Once Inn, Now Out

Family Hotels and Inns in Bali Capital of Denpasar Being Squeezed Out of the Accommodation Market

(10/28/2012)

The once lucrative business of operating small family inns and home stays in Denpasar is in danger of becoming a part of Bali’s past, as many of the island’s losmens, Hotel Melati and Pondok Wisata are facing a non-sustainable economic future.

The backpackers, domestic tourists and traders who once filled these small hotels continue to come to Bali in record numbers but have forsaken these traditional forms of accommodation in favor of city hotels, furnished apartments and private residences available for rent on a monthly basis.

Occurring simultaneously with this downturn in business has been a burdensome increase in property taxes and a system of local taxation in which officials insists a “minimal” hotel occupancy tax rate apply, regardless of whether or not guests have occupied the small inns.

Quoted by Denpost, some small inn operators complain that it is not uncommon to go for a entire week without a new guest checking into their rooms that rent for as little as Rp. 100,000 per night (US$11).
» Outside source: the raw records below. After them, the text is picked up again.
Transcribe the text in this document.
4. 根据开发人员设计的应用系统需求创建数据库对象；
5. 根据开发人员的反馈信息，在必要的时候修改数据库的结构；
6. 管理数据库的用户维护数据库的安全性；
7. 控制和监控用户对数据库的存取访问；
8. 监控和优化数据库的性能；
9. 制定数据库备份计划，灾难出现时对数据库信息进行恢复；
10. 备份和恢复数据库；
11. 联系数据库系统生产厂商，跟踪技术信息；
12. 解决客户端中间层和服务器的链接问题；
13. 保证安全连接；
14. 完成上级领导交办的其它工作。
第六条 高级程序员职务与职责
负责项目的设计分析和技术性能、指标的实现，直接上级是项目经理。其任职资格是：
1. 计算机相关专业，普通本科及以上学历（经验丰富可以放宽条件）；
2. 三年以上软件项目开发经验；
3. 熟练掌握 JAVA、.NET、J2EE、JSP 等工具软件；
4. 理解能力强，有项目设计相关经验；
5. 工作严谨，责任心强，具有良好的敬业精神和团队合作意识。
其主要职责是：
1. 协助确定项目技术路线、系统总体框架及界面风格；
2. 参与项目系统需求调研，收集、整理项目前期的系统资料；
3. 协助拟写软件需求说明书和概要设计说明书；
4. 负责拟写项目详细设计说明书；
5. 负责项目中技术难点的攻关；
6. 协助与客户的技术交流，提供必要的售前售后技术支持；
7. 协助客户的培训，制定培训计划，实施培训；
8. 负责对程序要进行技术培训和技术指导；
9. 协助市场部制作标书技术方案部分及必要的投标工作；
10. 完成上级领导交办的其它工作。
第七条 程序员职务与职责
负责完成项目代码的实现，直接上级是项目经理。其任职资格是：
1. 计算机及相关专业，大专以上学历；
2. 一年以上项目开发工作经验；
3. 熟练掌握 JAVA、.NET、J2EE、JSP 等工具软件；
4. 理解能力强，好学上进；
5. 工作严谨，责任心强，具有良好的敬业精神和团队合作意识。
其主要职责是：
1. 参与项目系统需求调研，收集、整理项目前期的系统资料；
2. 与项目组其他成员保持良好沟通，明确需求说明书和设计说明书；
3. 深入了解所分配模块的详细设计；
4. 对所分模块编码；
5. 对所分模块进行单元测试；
In fact, the small hotels are finding it difficult to compete with the numerous City Hotels now operating in Bali’s Capital of Denpasar that offer air conditioned rooms with private en suite facilities, TVs and WiFi services at rates as low as Rp. 330,000 a night (US$34).

Local inn operators and other critics of the wave of City Hotels complain that Denpasar authorities too readily grant licenses to new hotels, ignoring rules existing regulations on setbacks, minimum room size, minimum number of parking spaces and green-coefficients of 40% from the total building area in the permit process.

In response, Denpasar Tourism officials respond by saying the additional numbers of rooms are still needed to facilitate growing tourist arrivals and that the root cause of the empty small hotels and inns is the poor management of those businesses. 

Putu Budiasa, the head of Denpasar’s Tourism office said: “Many of the ‘Melati’ hotels in Denpasar are managed under family business model and are not professional. This fact is surely influenced by the lack of synergy in the staffing and level of service they offer to their guests.”

In addition to failings of management, Budiasa also points to the declining physical state of many of these hotels and the lack of renovation. “If hotels are good, clean and neat then automatically their will exist a desire to use these properties, This is what is sometimes not acknowledged by the hotels’ owners,” cautioned Budiasa.

Budiasa told the press that Denpasar currently has 195 melati hotels, 34 pondok wisata and 28 starred hotels.

Budiasa said his office has received no reports of local hotels going bankrupt, saying his office provides training and guidance to small hotel owners to help them remain financially sustainable.